Les repères structurelles du FMI fixent les réserves de change de la Banque centrale un niveau limite de 200 à 250 millions de dollars US. Ce niveau est descendu à 160 millions de dollars US.
Selon certaines sources , le stock monétaire est monté dans l'ordre de 16 à 30%.

Il faut rappeler que le FMI tient au principe sacro-saint de l'équilibre et le gouvernement ne peut engager des dépenses que sur base de ses propres recettes fiscales. Un niveau de réserve de change obligatoire doit rester à la disposition de la Banque centrale pour intervenir aux situations imprévisibles dictés par le FMI.

Sur base du ratio "Dette exterieur/recettes publiques" 2003-2005, il est prévu que la RDC devrait consacrer 24,8% en 2003;28,6% et 24,6% des recettes publiques au service de la dette. Soit une moyenne de 26%. De tous les pays PPTE, seul la Zambie consacre autant de ressources au service de la dette.

Concernant le marché du travail, moins de 5% de la population active travaillent dans les secteurs formels, une partie est active dans le secteur informel et le reste au chômage.

Selon certaines estimations, la campagne électorale aura coûté pour la famille du Président Kabila 50 millions de dollars US et la campagne de son challenger Bemba aura mobilisé 20 millions de dollars US. L'investiture du nouveau président élu va coûter la somme de son prestige.

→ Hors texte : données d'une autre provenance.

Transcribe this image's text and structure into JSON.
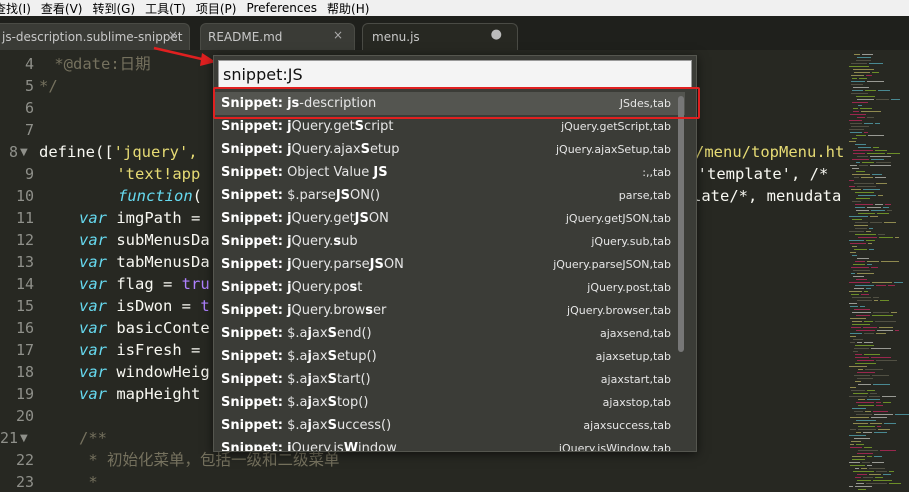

Face à ce tableau , quel attitude prendre lors des prochaines négociations du FMI avec les nouvelles autorités de la RDC ? Telle est la préoccupation qui est la nôtre en écrivant cet article.

2.Le FMI et ses objectifs à sa création par Keyness.

Le FMI avait été créé pour faire face aux imperfections des économies de marchés en vue de déboucher sur la stabilité monétaire internationale .

Il faut signaler qu'á l'origine, c'est pour tirer les lecons de la grande dépression des années 30 que Keyness a crée le FMI. L'idée de départ consistait à créer les conditions d'un emprunt au FMI pour permettre un pays en difficultés financières pour relancer son économie en adoptant des mésures de relance de la croissance intérieure et d'éviter d'exporter sa récession comme cela fût le cas á l'époque. Le pays recevait l'emprunt du FMI à la seule condition d'accroître les dépenses publique pour soutenir la production. Il n'était pas question d'emprunter au FMI pour rembourser/enrichir les banques.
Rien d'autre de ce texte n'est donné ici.